These days, it's easy to research a potential new manager, as most professionals maintain a LinkedIn profile. There's nothing wrong with getting nosy and delving into your potential new boss's career history, online footprint, and other key personnel. After all, if you take the job, you'll be spending plenty of time with them!

What's more, this being New Zealand, you might well know someone who is connected with the manager in some way. Why not contact them and ask for some insights?

2. Are they Late Arriving for the Interview?

A few minutes late is okay, so long as they apologise. However, any longer than that could be a red flag. At best, it means that your potential new manager is overworked and overcommitted, meaning they might not have the time to organise a decent induction process and settle you in.
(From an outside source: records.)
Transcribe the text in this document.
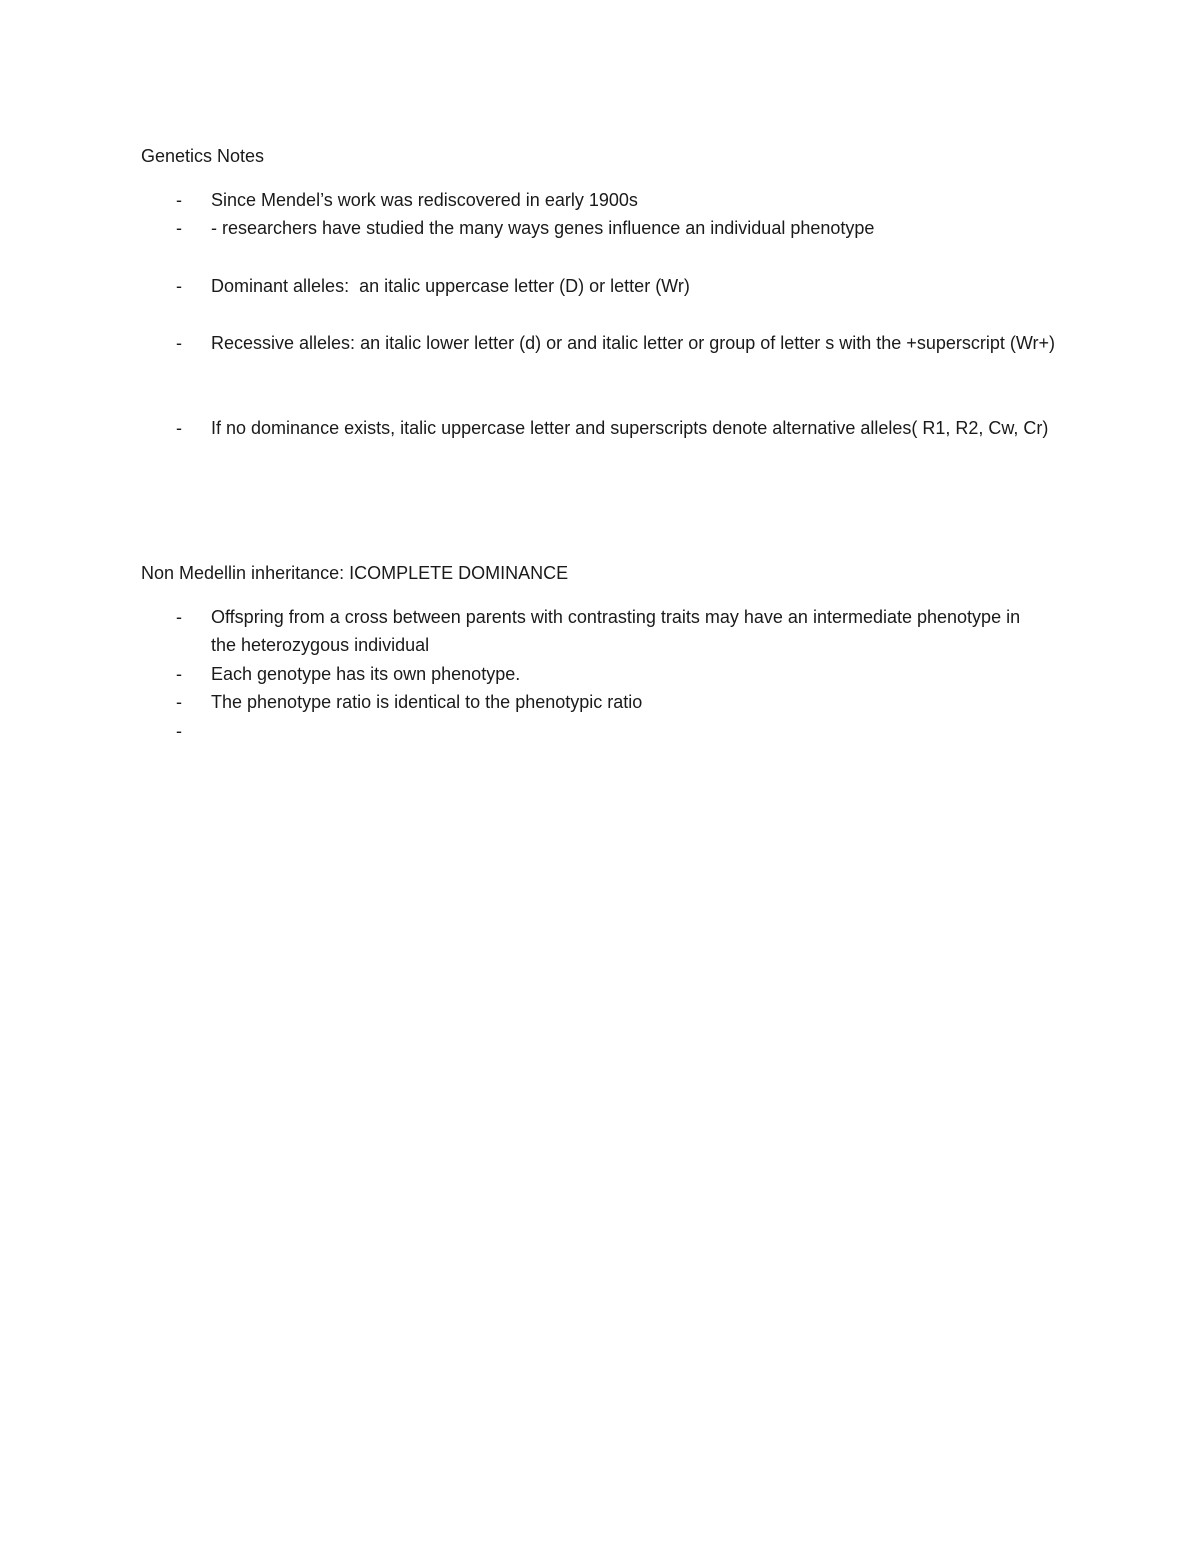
Genetics Notes
- Since Mendel’s work was rediscovered in early 1900s
- - researchers have studied the many ways genes influence an individual phenotype
- Dominant alleles:  an italic uppercase letter (D) or letter (Wr)
- Recessive alleles: an italic lower letter (d) or and italic letter or group of letter s with the +superscript (Wr+)
- If no dominance exists, italic uppercase letter and superscripts denote alternative alleles( R1, R2, Cw, Cr)
Non Medellin inheritance: ICOMPLETE DOMINANCE
- Offspring from a cross between parents with contrasting traits may have an intermediate phenotype in the heterozygous individual
- Each genotype has its own phenotype.
- The phenotype ratio is identical to the phenotypic ratio
-
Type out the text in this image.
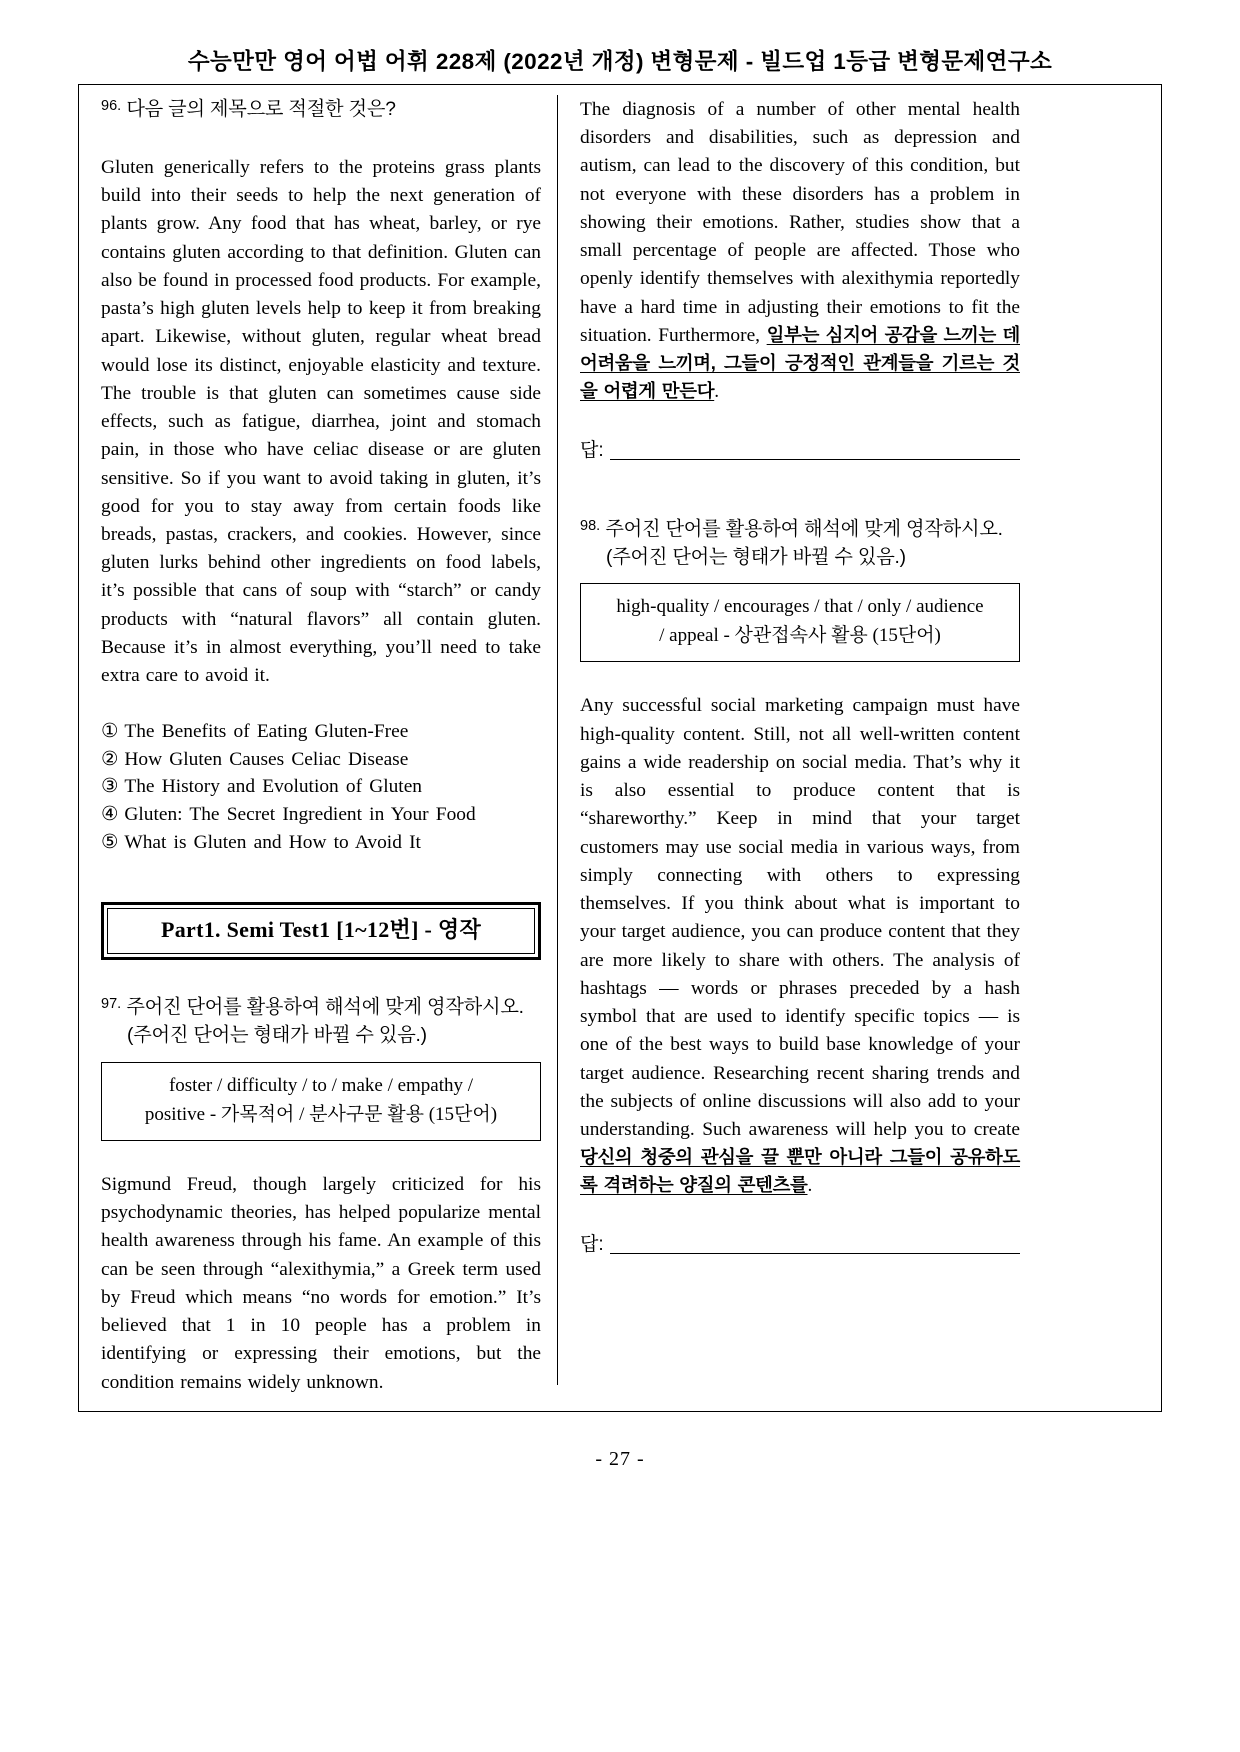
수능만만 영어 어법 어휘 228제 (2022년 개정) 변형문제 - 빌드업 1등급 변형문제연구소
$^{96.}$ 다음 글의 제목으로 적절한 것은?

Gluten generically refers to the proteins grass plants build into their seeds to help the next generation of plants grow. Any food that has wheat, barley, or rye contains gluten according to that definition. Gluten can also be found in processed food products. For example, pasta’s high gluten levels help to keep it from breaking apart. Likewise, without gluten, regular wheat bread would lose its distinct, enjoyable elasticity and texture. The trouble is that gluten can sometimes cause side effects, such as fatigue, diarrhea, joint and stomach pain, in those who have celiac disease or are gluten sensitive. So if you want to avoid taking in gluten, it’s good for you to stay away from certain foods like breads, pastas, crackers, and cookies. However, since gluten lurks behind other ingredients on food labels, it’s possible that cans of soup with “starch” or candy products with “natural flavors” all contain gluten. Because it’s in almost everything, you’ll need to take extra care to avoid it.

① The Benefits of Eating Gluten-Free
② How Gluten Causes Celiac Disease
③ The History and Evolution of Gluten
④ Gluten: The Secret Ingredient in Your Food
⑤ What is Gluten and How to Avoid It
Part1. Semi Test1 [1~12번] - 영작
$^{97.}$ 주어진 단어를 활용하여 해석에 맞게 영작하시오.
(주어진 단어는 형태가 바뀔 수 있음.)
foster / difficulty / to / make / empathy /
positive - 가목적어 / 분사구문 활용 (15단어)

Sigmund Freud, though largely criticized for his psychodynamic theories, has helped popularize mental health awareness through his fame. An example of this can be seen through “alexithymia,” a Greek term used by Freud which means “no words for emotion.” It’s believed that 1 in 10 people has a problem in identifying or expressing their emotions, but the condition remains widely unknown.

The diagnosis of a number of other mental health disorders and disabilities, such as depression and autism, can lead to the discovery of this condition, but not everyone with these disorders has a problem in showing their emotions. Rather, studies show that a small percentage of people are affected. Those who openly identify themselves with alexithymia reportedly have a hard time in adjusting their emotions to fit the situation. Furthermore, 일부는 심지어 공감을 느끼는 데 어려움을 느끼며, 그들이 긍정적인 관계들을 기르는 것을 어렵게 만든다.

답:
$^{98.}$ 주어진 단어를 활용하여 해석에 맞게 영작하시오.
(주어진 단어는 형태가 바뀔 수 있음.)
high-quality / encourages / that / only / audience
/ appeal - 상관접속사 활용 (15단어)

Any successful social marketing campaign must have high-quality content. Still, not all well-written content gains a wide readership on social media. That’s why it is also essential to produce content that is “shareworthy.” Keep in mind that your target customers may use social media in various ways, from simply connecting with others to expressing themselves. If you think about what is important to your target audience, you can produce content that they are more likely to share with others. The analysis of hashtags — words or phrases preceded by a hash symbol that are used to identify specific topics — is one of the best ways to build base knowledge of your target audience. Researching recent sharing trends and the subjects of online discussions will also add to your understanding. Such awareness will help you to create 당신의 청중의 관심을 끌 뿐만 아니라 그들이 공유하도록 격려하는 양질의 콘텐츠를.

답:
- 27 -
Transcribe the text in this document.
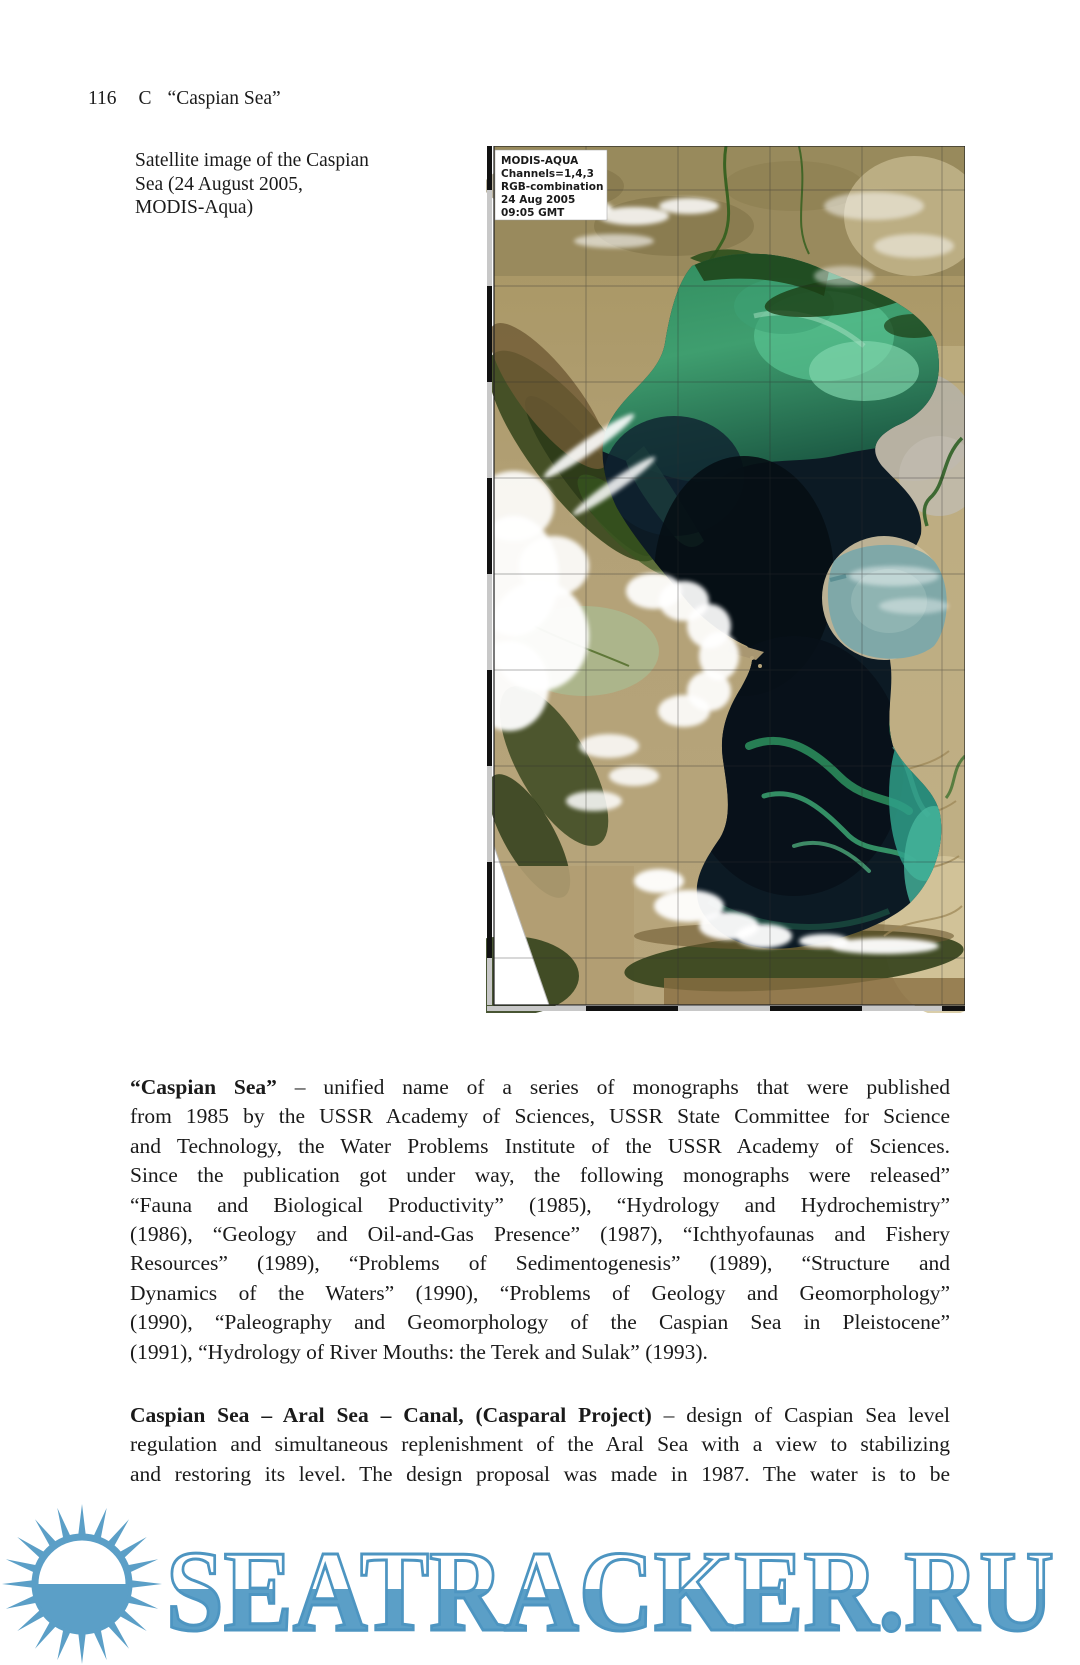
116 C “Caspian Sea”
Satellite image of the Caspian
Sea (24 August 2005,
MODIS-Aqua)
MODIS-AQUA
Channels=1,4,3
RGB-combination
24 Aug 2005
09:05 GMT
“Caspian Sea” – unified name of a series of monographs that were published
from 1985 by the USSR Academy of Sciences, USSR State Committee for Science
and Technology, the Water Problems Institute of the USSR Academy of Sciences.
Since the publication got under way, the following monographs were released”
“Fauna and Biological Productivity” (1985), “Hydrology and Hydrochemistry”
(1986), “Geology and Oil-and-Gas Presence” (1987), “Ichthyofaunas and Fishery
Resources” (1989), “Problems of Sedimentogenesis” (1989), “Structure and
Dynamics of the Waters” (1990), “Problems of Geology and Geomorphology”
(1990), “Paleography and Geomorphology of the Caspian Sea in Pleistocene”
(1991), “Hydrology of River Mouths: the Terek and Sulak” (1993).
Caspian Sea – Aral Sea – Canal, (Casparal Project) – design of Caspian Sea level
regulation and simultaneous replenishment of the Aral Sea with a view to stabilizing
and restoring its level. The design proposal was made in 1987. The water is to be
SEATRACKER.RU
At worst, they don't value your time, and that is definitely a toxic attitude.


3. Are they Really Listening to What You're Saying?

A good manager has to be a good listener and engage with the ideas expressed by others in the organisation. In fact, a 2019 study found the number one gripe employees had with their bosses was a failure to listen properly. If you feel that your potential new manager is not giving you their full attention, or they're turning the conversation around to be about them, that's a warning sign that they won't listen once you're in the role either.

4. Are they Being Open and Honest?

It's essential to trust your intuition in a job interview. A gut feeling can tell us vital things that our conscious mind might not. For example, you might subconsciously pick up on body language signs that the manager is hiding something or being dishonest.

This could give you an uncomfortable feeling that you can't put your finger on, but you shouldn't ignore it. Remember — you're interviewing them just as much as they're interviewing you! Is this someone you feel good about potentially working with? If not, trust your gut and walk away.


5. Are they Being Negative?

A good manager will always take responsibilty. A toxic manager will blame others when things go wrong. While it's unlikely that a manager would spend the whole interview putting other staff down, even the slightest sign of negativity about the organisation or its people is a huge warning sign.

Saying anything disparaging about others in a job interview is deeply unprofessional, and someone who is happy to bad mouth people will be awful to work with, even if you become a 'favourite'.


6. Do Other Staff Seem Stressed or Anxious?

When you attend an interview, you often get the chance to interact with at least one other person as well as the interviewer, and maybe to walk through the office. This is your chance to observe the environment. Do people seem happy and engaged, or do you feel there's tension and stress in the atmosphere? Can you engage the manager's EA (or whoever meets and greets you) in conversation about the company and what it's like to work there? These little chats can be telling.


7. If It's a Panel Interview, What Are the Interactions Between the Interviewers Like?

Do the people on the panel seem happy and relaxed in each other's company, or are things a little tense? Does one manager dominate the interview and override the others? Watch the social dynamics between the panel carefully, as they will probably be reflected in the wider culture.


8. Are the Expectations for the Role Realistic and Well-Defined?

One key toxic behaviour in a manager is to set the bar unreasonably high and expect impossible things from team members. A toxic manager might deliberately keep details of a role vague because when responsibilities aren't well defined, it's easy to find someone to blame. Watch out for unclear job descriptions, and make sure you ask about what you will be expected to do.

By keeping these tips in mind, you can ensure that the next job offer you accept is at a company with a positive management culture.